Can I improve my balance with exercise? This is a question asked by people in many circumstances. I was once asked this question by a woman who was recovering from a stroke. She was young, had experienced multiple strokes, and didn’t have good balance. She wanted to improve her physical fitness, but she was worried about her ability to do so. Whether you too are a stroke victim, have osteoporosis, are an older adult, have MS, are pregnant, or just feel unsteady on your feet, know that exercise can help improve your balance!
So what is the best exercise strategy for better balance? There are many types of exercise that will help you improve your balance, but whatever you choose to do, here are a few tips you should focus on as you start your balance training program.
- Balance the left and right sides of your body. Since most of us prefer one side over the other, we are often stronger and more coordinated on the preferred, or dominant side. While our ability to write or kick a soccer ball might not improve much on the non-dominant side, we can improve our strength, endurance, and stabilization.
Try performing resistance training exercises with only one arm or one leg at a time to see if you can lift more weight with one side compared to the other. If this is the case, be sure to spend a little extra time training the weaker side. Just like a tug-of-war, the stronger side will pull the rest of you in that direction and can offset your balance. Keeping the strength of your right and left sides equal will improve your ability to balance while performing daily tasks.
- Start with a wide base of support. I am sure you have experienced the destabilizing effect of moving from standing on both feet to standing on one foot. As you begin your exercise program, make sure you are engaging in activities that have both feet on the ground, spread to shoulder width. As your balance improves you can begin to narrow your base of support, try moving exercises, and even work your way to a single-leg balance.
- Engage in balance activities. Weight training is a great way to improve your muscular strength and endurance and help balance your muscle tone. Other great exercises include Pilates, Yoga, and Tai Chi. There are also more advanced balance programs that use unstable bases like Bosu balls and exercise balls. While these are great to try if you are feeling very comfortable with your balance on a solid surface and are wanting to improve from there, they can be more dangerous, especially for individuals who have troubles with balance.
- Proceed with caution. To add to number 2 on our list, make sure you start your exercise program using the best techniques for improved balance. This means using the wide base of support mentioned above. You should also try to get your center of gravity low and centered. Movements that cause you to raise your arms up high or shift side to side can cause you to lose your balance. If you can perform movements closer to the ground and centered in front of you, you will be more stable.

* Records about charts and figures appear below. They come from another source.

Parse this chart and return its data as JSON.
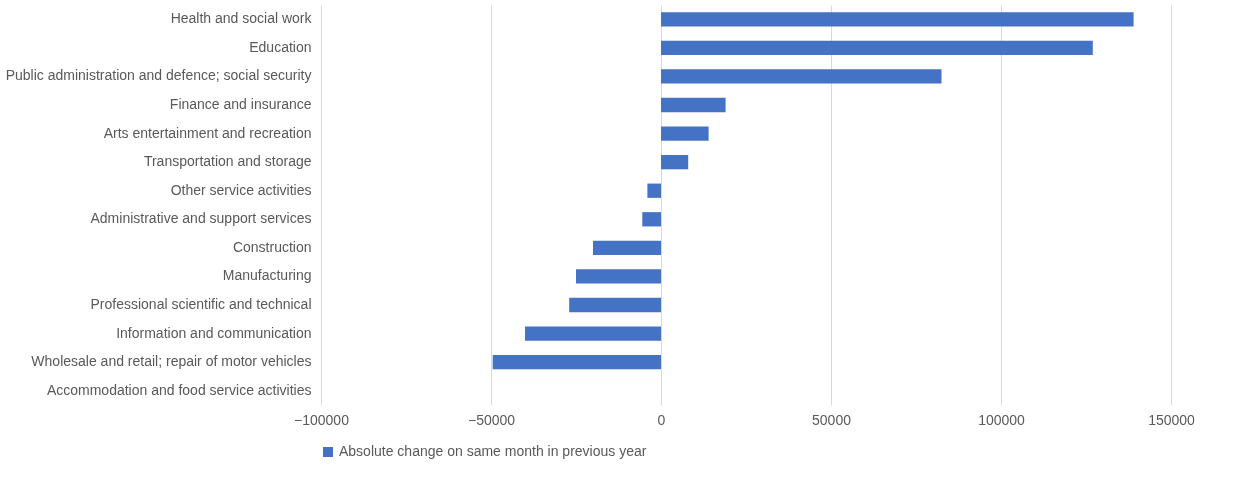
{
  "chart_data": {
    "type": "bar",
    "orientation": "horizontal",
    "categories": [
      "Health and social work",
      "Education",
      "Public administration and defence; social security",
      "Finance and insurance",
      "Arts entertainment and recreation",
      "Transportation and storage",
      "Other service activities",
      "Administrative and support services",
      "Construction",
      "Manufacturing",
      "Professional scientific and technical",
      "Information and communication",
      "Wholesale and retail; repair of motor vehicles",
      "Accommodation and food service activities"
    ],
    "series": [
      {
        "name": "Absolute change on same month in previous year",
        "color": "#4472c4",
        "values": [
          139000,
          127000,
          82500,
          19000,
          14000,
          8000,
          -4000,
          -5500,
          -20000,
          -25000,
          -27000,
          -40000,
          -49500,
          null
        ]
      }
    ],
    "xlim": [
      -100000,
      150000
    ],
    "xticks": [
      -100000,
      -50000,
      0,
      50000,
      100000,
      150000
    ],
    "grid": "x",
    "legend": "bottom"
  }
}
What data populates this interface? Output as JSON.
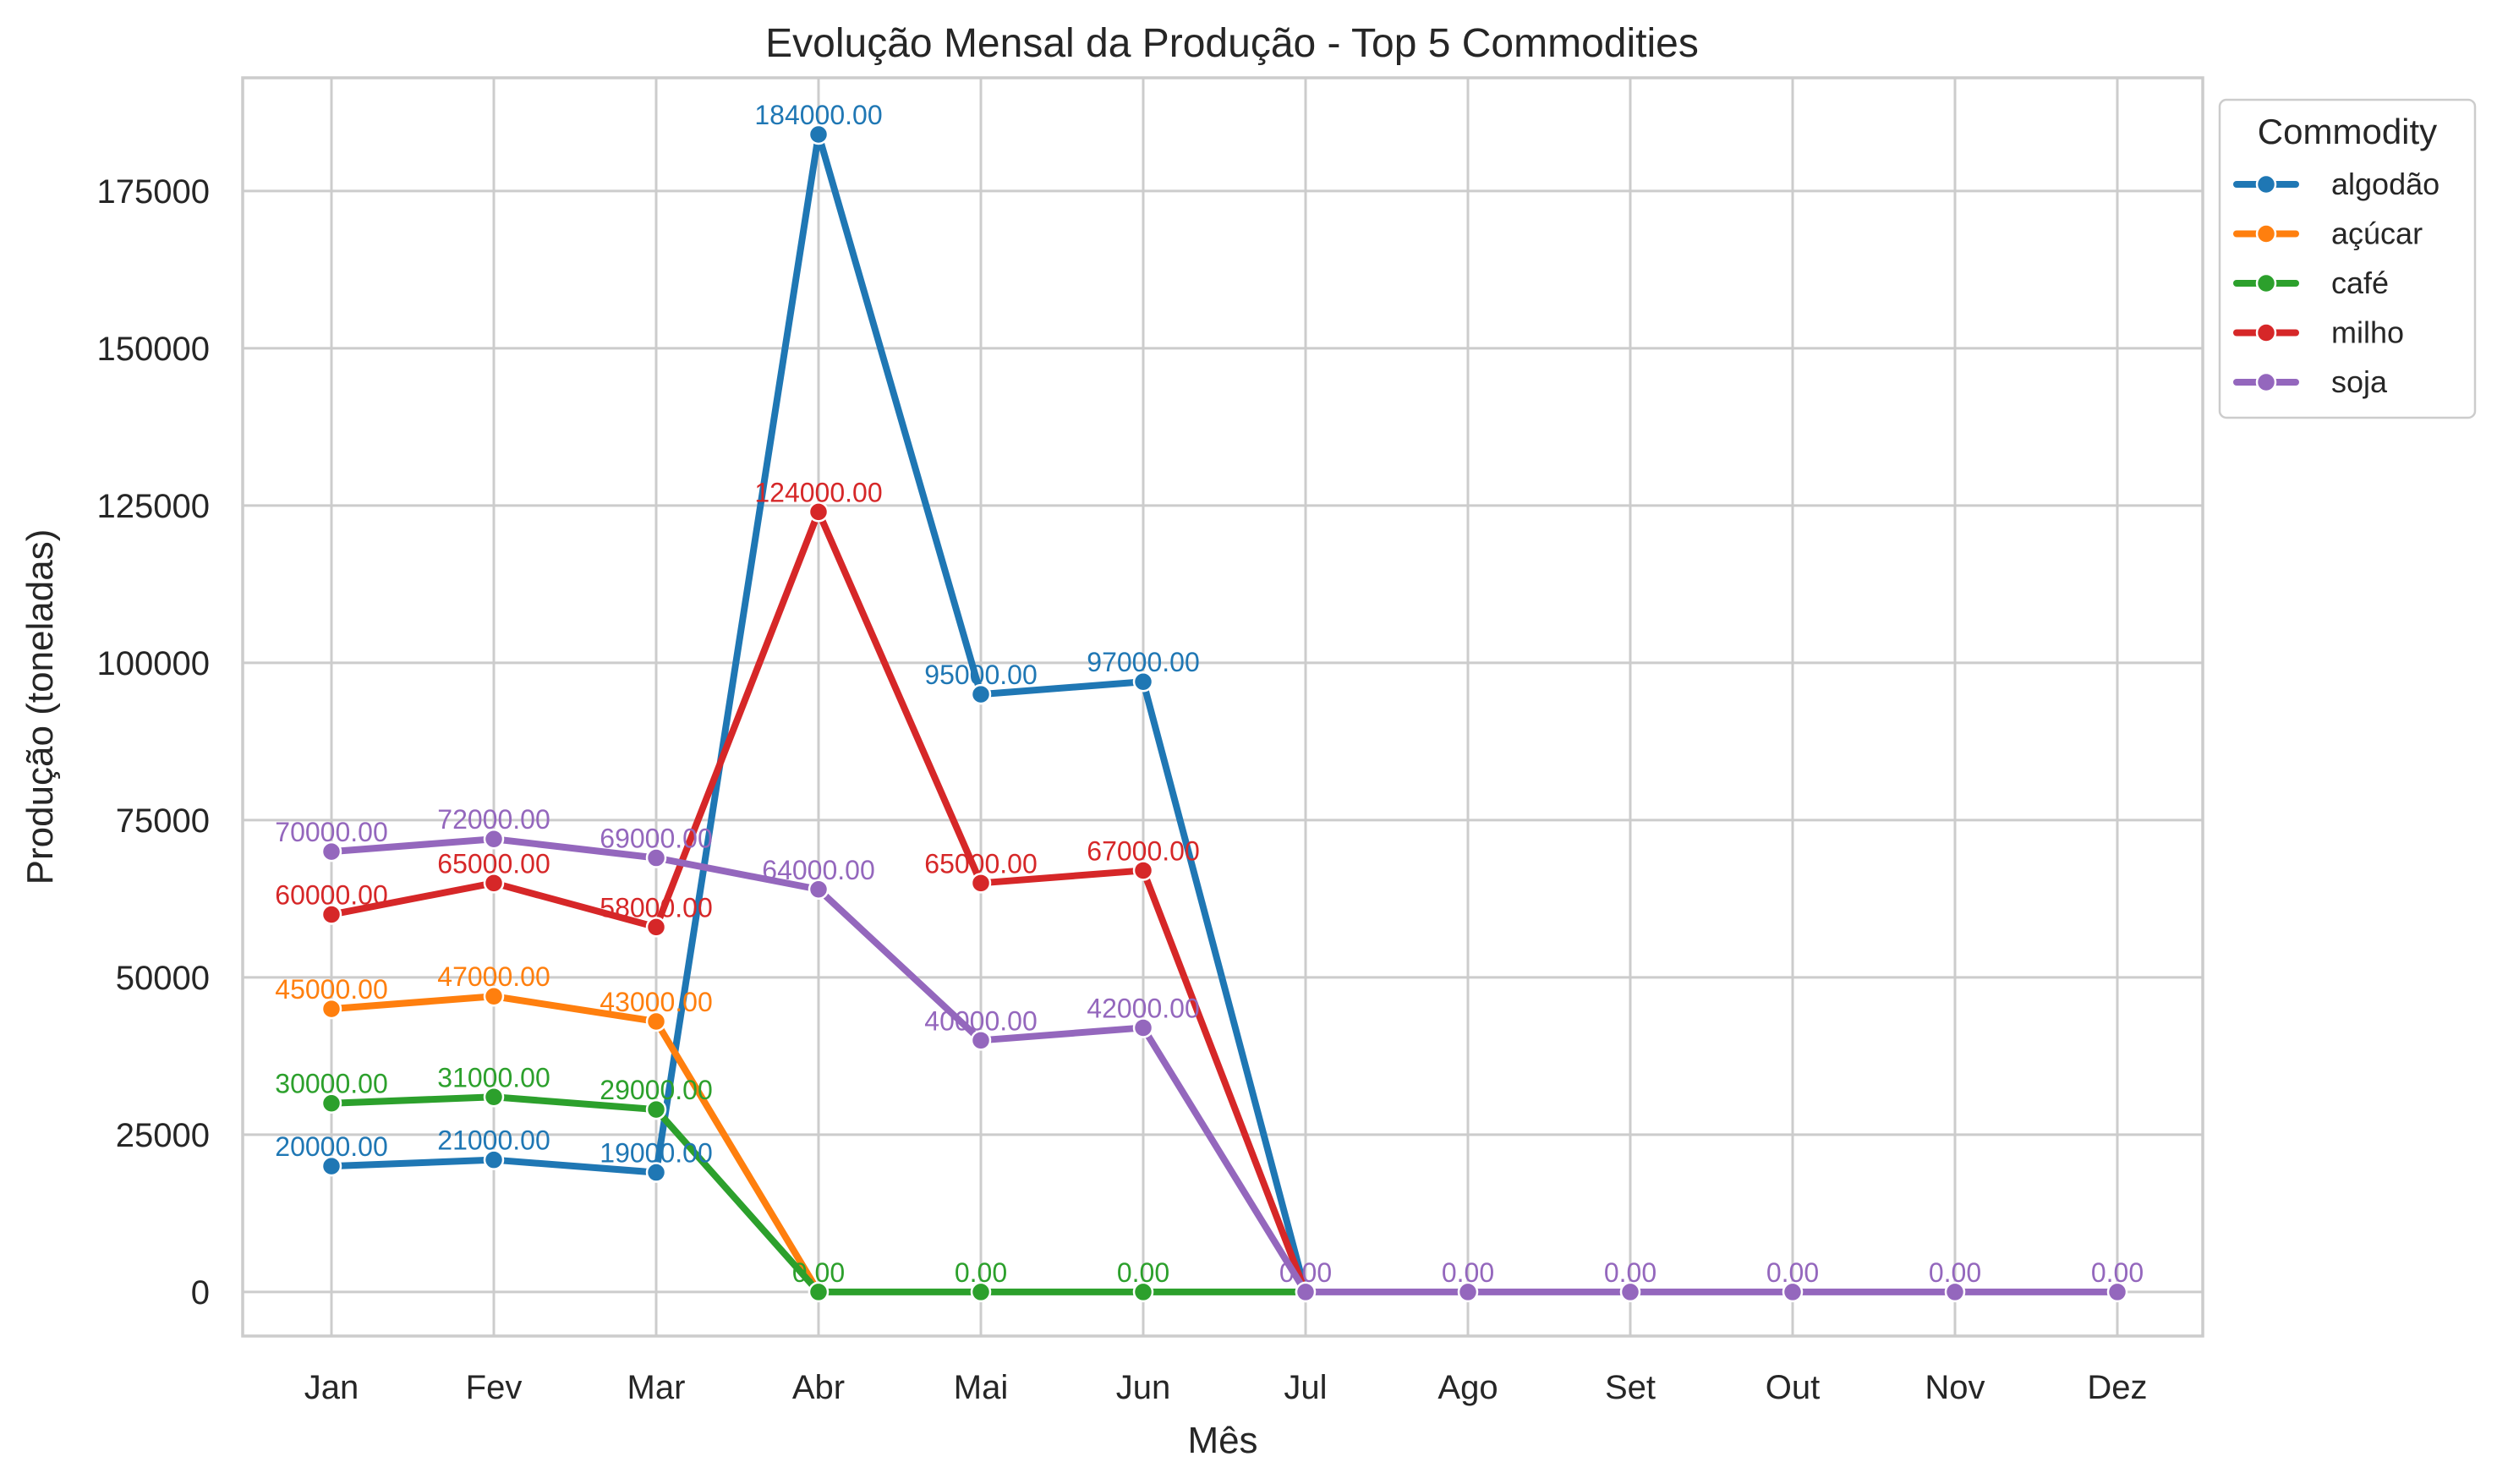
{
  "chart_data": {
    "type": "line",
    "title": "Evolução Mensal da Produção - Top 5 Commodities",
    "xlabel": "Mês",
    "ylabel": "Produção (toneladas)",
    "categories": [
      "Jan",
      "Fev",
      "Mar",
      "Abr",
      "Mai",
      "Jun",
      "Jul",
      "Ago",
      "Set",
      "Out",
      "Nov",
      "Dez"
    ],
    "ylim": [
      -7000,
      193000
    ],
    "yticks": [
      0,
      25000,
      50000,
      75000,
      100000,
      125000,
      150000,
      175000
    ],
    "grid": true,
    "legend": {
      "title": "Commodity",
      "placement": "outside top-right"
    },
    "series": [
      {
        "name": "algodão",
        "color": "#1f77b4",
        "values": [
          20000,
          21000,
          19000,
          184000,
          95000,
          97000,
          0,
          null,
          null,
          null,
          null,
          null
        ],
        "labels": [
          "20000.00",
          "21000.00",
          "19000.00",
          "184000.00",
          "95000.00",
          "97000.00",
          "",
          "",
          "",
          "",
          "",
          ""
        ]
      },
      {
        "name": "açúcar",
        "color": "#ff7f0e",
        "values": [
          45000,
          47000,
          43000,
          0,
          null,
          null,
          null,
          null,
          null,
          null,
          null,
          null
        ],
        "labels": [
          "45000.00",
          "47000.00",
          "43000.00",
          "",
          "",
          "",
          "",
          "",
          "",
          "",
          "",
          ""
        ]
      },
      {
        "name": "café",
        "color": "#2ca02c",
        "values": [
          30000,
          31000,
          29000,
          0,
          0,
          0,
          0,
          null,
          null,
          null,
          null,
          null
        ],
        "labels": [
          "30000.00",
          "31000.00",
          "29000.00",
          "0.00",
          "0.00",
          "0.00",
          "",
          "",
          "",
          "",
          "",
          ""
        ]
      },
      {
        "name": "milho",
        "color": "#d62728",
        "values": [
          60000,
          65000,
          58000,
          124000,
          65000,
          67000,
          0,
          null,
          null,
          null,
          null,
          null
        ],
        "labels": [
          "60000.00",
          "65000.00",
          "58000.00",
          "124000.00",
          "65000.00",
          "67000.00",
          "",
          "",
          "",
          "",
          "",
          ""
        ]
      },
      {
        "name": "soja",
        "color": "#9467bd",
        "values": [
          70000,
          72000,
          69000,
          64000,
          40000,
          42000,
          0,
          0,
          0,
          0,
          0,
          0
        ],
        "labels": [
          "70000.00",
          "72000.00",
          "69000.00",
          "64000.00",
          "40000.00",
          "42000.00",
          "0.00",
          "0.00",
          "0.00",
          "0.00",
          "0.00",
          "0.00"
        ]
      }
    ]
  }
}
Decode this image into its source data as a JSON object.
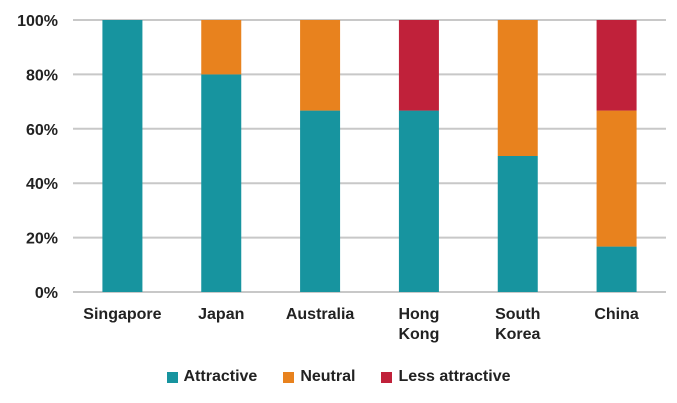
{
  "chart_data": {
    "type": "bar",
    "stacked": true,
    "categories": [
      [
        "Singapore"
      ],
      [
        "Japan"
      ],
      [
        "Australia"
      ],
      [
        "Hong",
        "Kong"
      ],
      [
        "South",
        "Korea"
      ],
      [
        "China"
      ]
    ],
    "series": [
      {
        "name": "Attractive",
        "color": "#17949f",
        "values": [
          100,
          80,
          66.7,
          66.7,
          50,
          16.7
        ]
      },
      {
        "name": "Neutral",
        "color": "#e8821e",
        "values": [
          0,
          20,
          33.3,
          0,
          50,
          50
        ]
      },
      {
        "name": "Less attractive",
        "color": "#c0213a",
        "values": [
          0,
          0,
          0,
          33.3,
          0,
          33.3
        ]
      }
    ],
    "yticks": [
      "0%",
      "20%",
      "40%",
      "60%",
      "80%",
      "100%"
    ],
    "ylim": [
      0,
      100
    ],
    "grid": true,
    "legend_position": "bottom"
  }
}
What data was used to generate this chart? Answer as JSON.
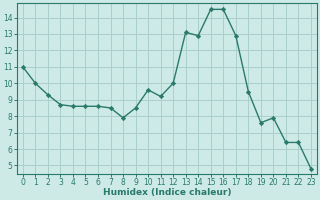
{
  "x": [
    0,
    1,
    2,
    3,
    4,
    5,
    6,
    7,
    8,
    9,
    10,
    11,
    12,
    13,
    14,
    15,
    16,
    17,
    18,
    19,
    20,
    21,
    22,
    23
  ],
  "y": [
    11,
    10,
    9.3,
    8.7,
    8.6,
    8.6,
    8.6,
    8.5,
    7.9,
    8.5,
    9.6,
    9.2,
    10.0,
    13.1,
    12.9,
    14.5,
    14.5,
    12.9,
    9.5,
    7.6,
    7.9,
    6.4,
    6.4,
    4.8
  ],
  "xlabel": "Humidex (Indice chaleur)",
  "xlim": [
    -0.5,
    23.5
  ],
  "ylim": [
    4.5,
    14.9
  ],
  "yticks": [
    5,
    6,
    7,
    8,
    9,
    10,
    11,
    12,
    13,
    14
  ],
  "xticks": [
    0,
    1,
    2,
    3,
    4,
    5,
    6,
    7,
    8,
    9,
    10,
    11,
    12,
    13,
    14,
    15,
    16,
    17,
    18,
    19,
    20,
    21,
    22,
    23
  ],
  "line_color": "#2a7a6b",
  "marker_color": "#2a7a6b",
  "bg_color": "#cdeae6",
  "grid_color": "#aacfcb",
  "axis_color": "#2a7a6b",
  "tick_color": "#2a7a6b",
  "xlabel_color": "#2a7a6b",
  "tick_fontsize": 5.5,
  "xlabel_fontsize": 6.5
}
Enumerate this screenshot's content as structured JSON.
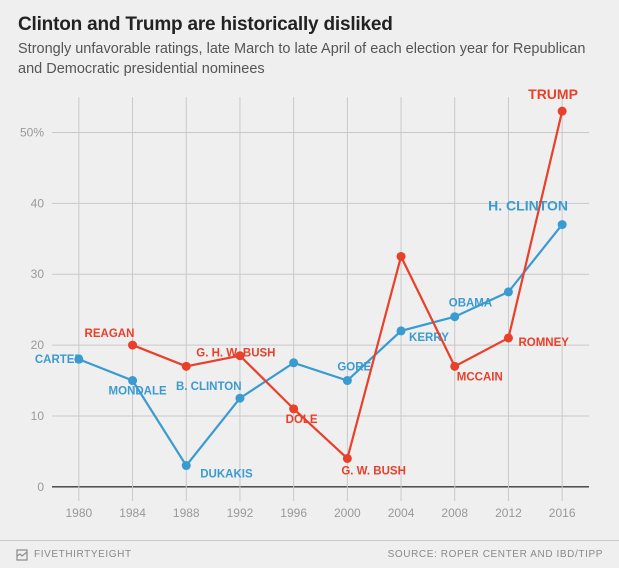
{
  "title": "Clinton and Trump are historically disliked",
  "subtitle": "Strongly unfavorable ratings, late March to late April of each election year for Republican and Democratic presidential nominees",
  "footer": {
    "brand": "FIVETHIRTYEIGHT",
    "source": "SOURCE: ROPER CENTER AND IBD/TIPP"
  },
  "chart": {
    "type": "line",
    "background": "#efefef",
    "grid_color": "#c9c9c9",
    "zero_line_color": "#3a3a3a",
    "axis_text_color": "#999999",
    "axis_fontsize": 12,
    "label_fontsize": 11.5,
    "end_label_fontsize": 14,
    "marker_radius": 4.5,
    "line_width": 2.2,
    "x": {
      "years": [
        1980,
        1984,
        1988,
        1992,
        1996,
        2000,
        2004,
        2008,
        2012,
        2016
      ],
      "min": 1978,
      "max": 2018
    },
    "y": {
      "ticks": [
        0,
        10,
        20,
        30,
        40,
        50
      ],
      "suffix_tick": 50,
      "suffix": "%",
      "min": -2,
      "max": 55
    },
    "series": {
      "dem": {
        "color": "#3a9bd1",
        "points": [
          {
            "year": 1980,
            "value": 18,
            "label": "CARTER",
            "dx": -44,
            "dy": 4
          },
          {
            "year": 1984,
            "value": 15,
            "label": "MONDALE",
            "dx": -24,
            "dy": 14
          },
          {
            "year": 1988,
            "value": 3,
            "label": "DUKAKIS",
            "dx": 14,
            "dy": 12
          },
          {
            "year": 1992,
            "value": 12.5,
            "label": "B. CLINTON",
            "dx": -64,
            "dy": -8
          },
          {
            "year": 1996,
            "value": 17.5,
            "label": "",
            "dx": 0,
            "dy": 0
          },
          {
            "year": 2000,
            "value": 15,
            "label": "GORE",
            "dx": -10,
            "dy": -10
          },
          {
            "year": 2004,
            "value": 22,
            "label": "KERRY",
            "dx": 8,
            "dy": 10
          },
          {
            "year": 2008,
            "value": 24,
            "label": "OBAMA",
            "dx": -6,
            "dy": -10
          },
          {
            "year": 2012,
            "value": 27.5,
            "label": "",
            "dx": 0,
            "dy": 0
          },
          {
            "year": 2016,
            "value": 37,
            "label": "",
            "dx": 0,
            "dy": 0
          }
        ],
        "end_label": {
          "text": "H. CLINTON",
          "dx": -74,
          "dy": -14
        }
      },
      "rep": {
        "color": "#e8402a",
        "points": [
          {
            "year": 1984,
            "value": 20,
            "label": "REAGAN",
            "dx": -48,
            "dy": -8
          },
          {
            "year": 1988,
            "value": 17,
            "label": "G. H. W. BUSH",
            "dx": 10,
            "dy": -10
          },
          {
            "year": 1992,
            "value": 18.5,
            "label": "",
            "dx": 0,
            "dy": 0
          },
          {
            "year": 1996,
            "value": 11,
            "label": "DOLE",
            "dx": -8,
            "dy": 14
          },
          {
            "year": 2000,
            "value": 4,
            "label": "G. W. BUSH",
            "dx": -6,
            "dy": 16
          },
          {
            "year": 2004,
            "value": 32.5,
            "label": "",
            "dx": 0,
            "dy": 0
          },
          {
            "year": 2008,
            "value": 17,
            "label": "MCCAIN",
            "dx": 2,
            "dy": 14
          },
          {
            "year": 2012,
            "value": 21,
            "label": "ROMNEY",
            "dx": 10,
            "dy": 8
          },
          {
            "year": 2016,
            "value": 53,
            "label": "",
            "dx": 0,
            "dy": 0
          }
        ],
        "end_label": {
          "text": "TRUMP",
          "dx": -34,
          "dy": -12
        }
      }
    }
  }
}
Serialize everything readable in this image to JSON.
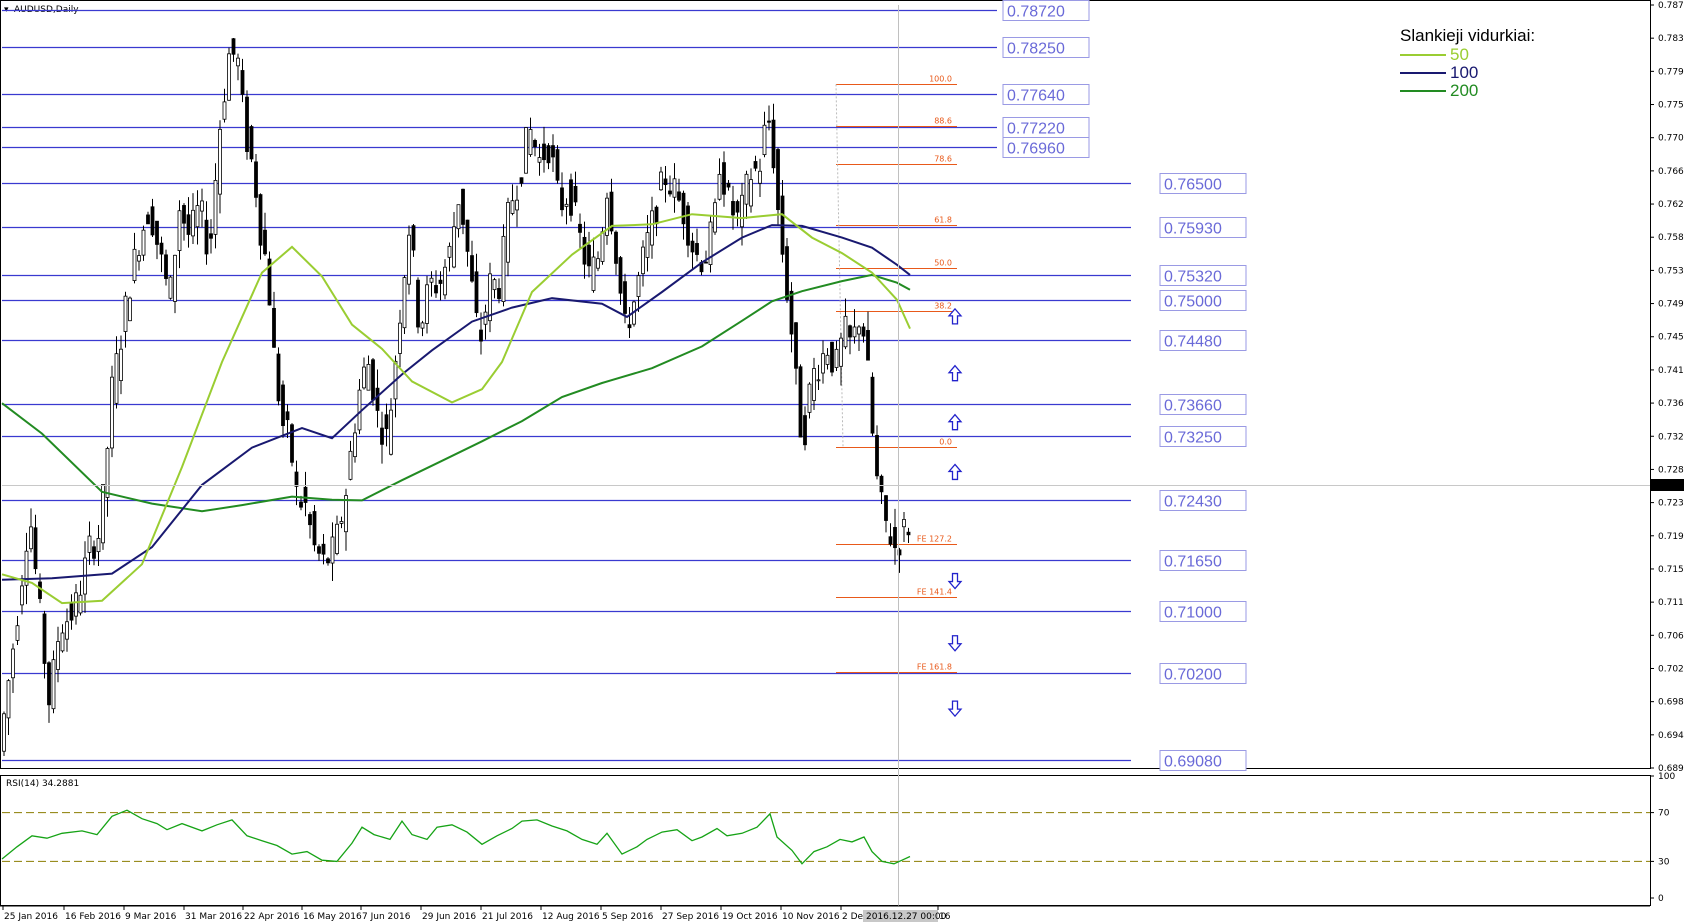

If you would like to perform side to side movements or an exercise that requires you to balance on one foot or on an unstable surface, use a balance aid like a chair, or a spotter like a trainer, a therapist, or a friend.
Also, as you start to incorporate aerobic activity, start with exercises like recumbent biking, rowing, and elliptical. These machines don’t require as much balance and provide support while still getting the aerobic benefit. Gradually work your way into unsupported aerobic exercises.
- Practice. Just like with anything else, balance takes practice. Practice specific balance activities like Tai Chi and Pilates, but also practice activities like walking, jogging, throwing a ball, kicking a ball, reaching to put dishes in the cupboard, bending to pick things up off the floor, or whatever other skills you need and want for your everyday life. Use functional movements that you perform every day in your exercise training to improve your overall balance.